MELBOURNE (Reuters) - Marc Leishman’s dominant BMW Championship victory has put him in the frame for the FedExCup’s $10 million bonus but the Australian would prize the validation of beating the world’s best much more than the money, his long-time coach has said.
Denis McDade, Leishman’s Melbourne-based mentor for over 15 years, watched his charge trounce the field by five strokes at Conway Farms in Lake Forest, Illinois, and soar into contention ahead of the Tour Championship finale starting Thursday.
Only three-times major winner Jordan Spieth, Justin Thomas and world number one Dustin Johnson lie ahead of the burly Australian in the FedExCup standings, and McDade has little doubt Leishman belongs in their company.
Money, however, will be the last thing on his mind when he tees up at the East Lake Golf Club at Atlanta on Thursday, said McDade.
“If you offered him a choice of the bonus or beating the best players in the world and winning the FedExcup, he would take the win for sure,” McDade told Reuters in an interview on Tuesday.
“He’d be very happy to stick his hand out, but I can say with utter conviction, it’s not about the money.
“I know that he wants to be considered one of the best players in the world and the best way to do that is to respond to the best players in the world when they are challenging you.”
Leishman did just that with his wire-to-wire win at the BMW Championship, as he saw off a fierce Sunday challenge from former U.S. Open winner Justin Rose before slamming the door shut with consecutive birdies on the back nine.
It was a big statement from Leishman who had let slip a winning position at the Dell Technologies Championship, the second stop of the FedExCup playoff series, outside Boston two weeks before.
With major-winning compatriots Adam Scott and Jason Day hogging much of the attention at home, the down-to-earth Leishman has tended to fly under the radar despite a burgeoning resume and a number of near-misses at the majors.
His colleagues on tour know better, said McDade.
“If you ask the players, they say how talented he is,” said the coach. “He’s become pretty comfortable in his own skin... I think there’s a new respect for him.
“From a coach’s point of view, for him to have earned that respect, I think that’s all part of building that faith and belief in himself to take the next step.”
Leishman has taken time to truly find his feet, with his maiden Tour win at the 2012 Travelers Championship not backed up with a second title until the Arnold Palmer Invitational in March.
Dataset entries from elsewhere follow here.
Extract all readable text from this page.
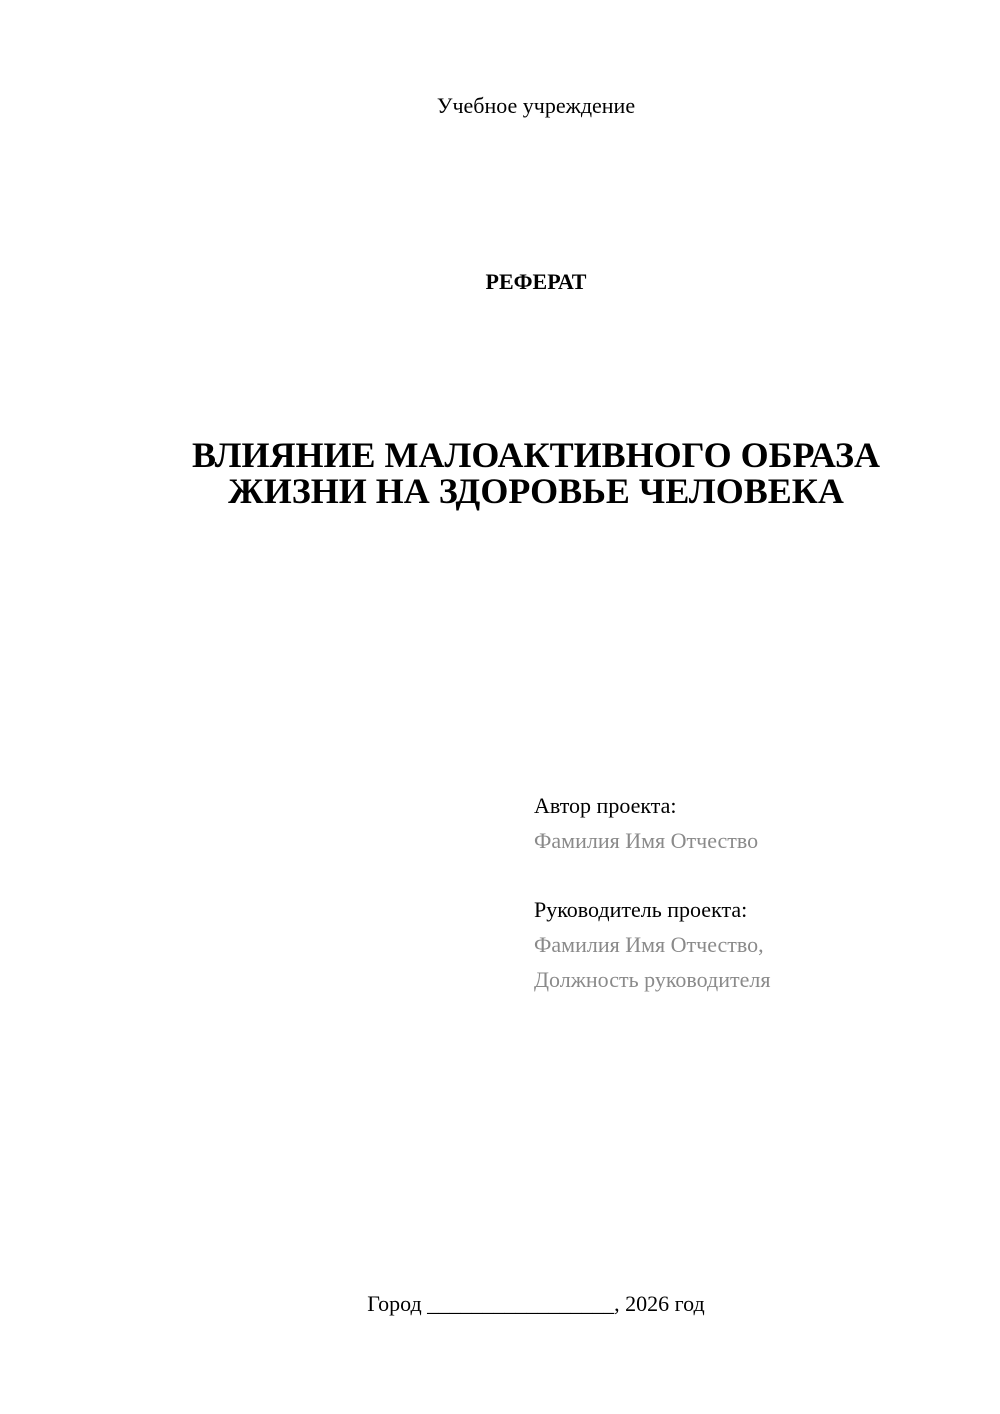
Учебное учреждение
РЕФЕРАТ
ВЛИЯНИЕ МАЛОАКТИВНОГО ОБРАЗА
ЖИЗНИ НА ЗДОРОВЬЕ ЧЕЛОВЕКА
Автор проекта:
Фамилия Имя Отчество
Руководитель проекта:
Фамилия Имя Отчество,
Должность руководителя
Город _________________, 2026 год
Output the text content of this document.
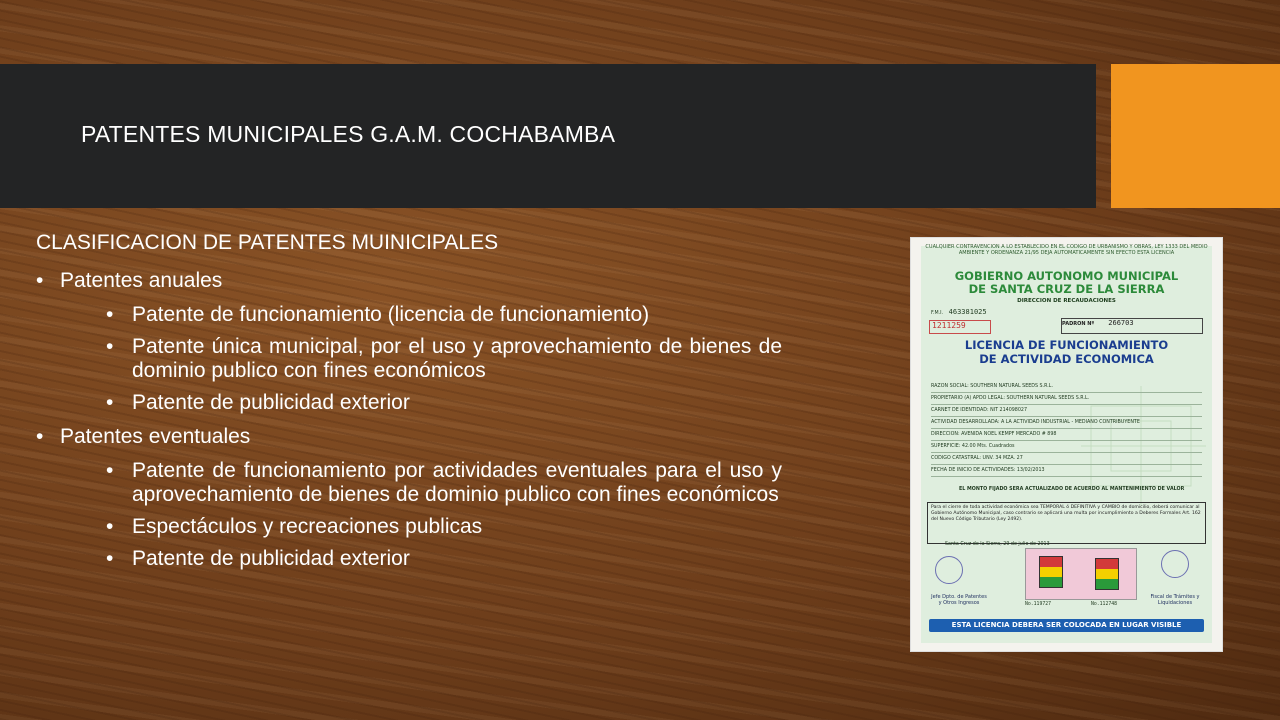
PATENTES MUNICIPALES G.A.M. COCHABAMBA
CLASIFICACION DE PATENTES MUINICIPALES
• Patentes anuales
• Patente de funcionamiento (licencia de funcionamiento)
• Patente única municipal, por el uso y aprovechamiento de bienes de dominio publico con fines económicos
• Patente de publicidad exterior
• Patentes eventuales
• Patente de funcionamiento por actividades eventuales para el uso y aprovechamiento de bienes de dominio publico con fines económicos
• Espectáculos y recreaciones publicas
• Patente de publicidad exterior
CUALQUIER CONTRAVENCION A LO ESTABLECIDO EN EL CODIGO DE URBANISMO Y OBRAS, LEY 1333 DEL MEDIO AMBIENTE Y ORDENANZA 21/95 DEJA AUTOMATICAMENTE SIN EFECTO ESTA LICENCIA
GOBIERNO AUTONOMO MUNICIPAL
DE SANTA CRUZ DE LA SIERRA
DIRECCION DE RECAUDACIONES
F.M.I. 463381025
1211259	PADRON Nº 266703
LICENCIA DE FUNCIONAMIENTO
DE ACTIVIDAD ECONOMICA
RAZON SOCIAL: SOUTHERN NATURAL SEEDS S.R.L.
PROPIETARIO (A) APDO LEGAL: SOUTHERN NATURAL SEEDS S.R.L.
CARNET DE IDENTIDAD: NIT 214098027
ACTIVIDAD DESARROLLADA: A LA ACTIVIDAD INDUSTRIAL - MEDIANO CONTRIBUYENTE
DIRECCION: AVENIDA NOEL KEMPF MERCADO # 898
SUPERFICIE: 42.00 Mts. Cuadrados
CODIGO CATASTRAL: UNV. 34 MZA. 27
FECHA DE INICIO DE ACTIVIDADES: 13/02/2013
EL MONTO FIJADO SERA ACTUALIZADO DE ACUERDO AL MANTENIMIENTO DE VALOR
Para el cierre de toda actividad económica sea TEMPORAL ó DEFINITIVA y CAMBIO de domicilio, deberá comunicar al Gobierno Autónomo Municipal, caso contrario se aplicará una multa por incumplimiento a Deberes Formales Art. 162 del Nuevo Código Tributario (Ley 2492).
Santa Cruz de la Sierra, 29 de julio de 2013
No.119727	No.112748
Jefe Dpto. de Patentes y Otros Ingresos
Fiscal de Trámites y Liquidaciones
ESTA LICENCIA DEBERA SER COLOCADA EN LUGAR VISIBLE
In between, the Australian suffered a major emotional trauma when his wife Audrey suffered toxic shock syndrome in 2015 and was given little chance of survival.
She recovered and recently gave birth to their third child.
A father of two at the time, the health scare gave Leishman a new perspective on life.
“People talk about sport being life and death. He nearly lost Audrey a number of years ago and I don’t think he’d be around playing if she hadn’t survived,” said McDade. “He would have given it up to take care of his kids.
“When it happens like that, it puts a lot of things in perspective. Once she was healthy and things were taken care of, his career’s taken off since.”
Fundamentally, however, Leishman remains the same personality as the laid-back 18-year-old from the seaside town of Warrnambool that McDade first taught.
Not one for punishing sessions in the gym, Leishman enjoys the therapy of mowing the grass around the green in his backyard and is hugely popular among his Tour peers.
In a purple patch of form, he won’t need much coaching before the Tour Championship this week but McDade told him to be sure to enjoy the moment.
“Really, he’s got a chance to win this thing, but he’s kind of got to decompress, relax and then climb the mountain again.”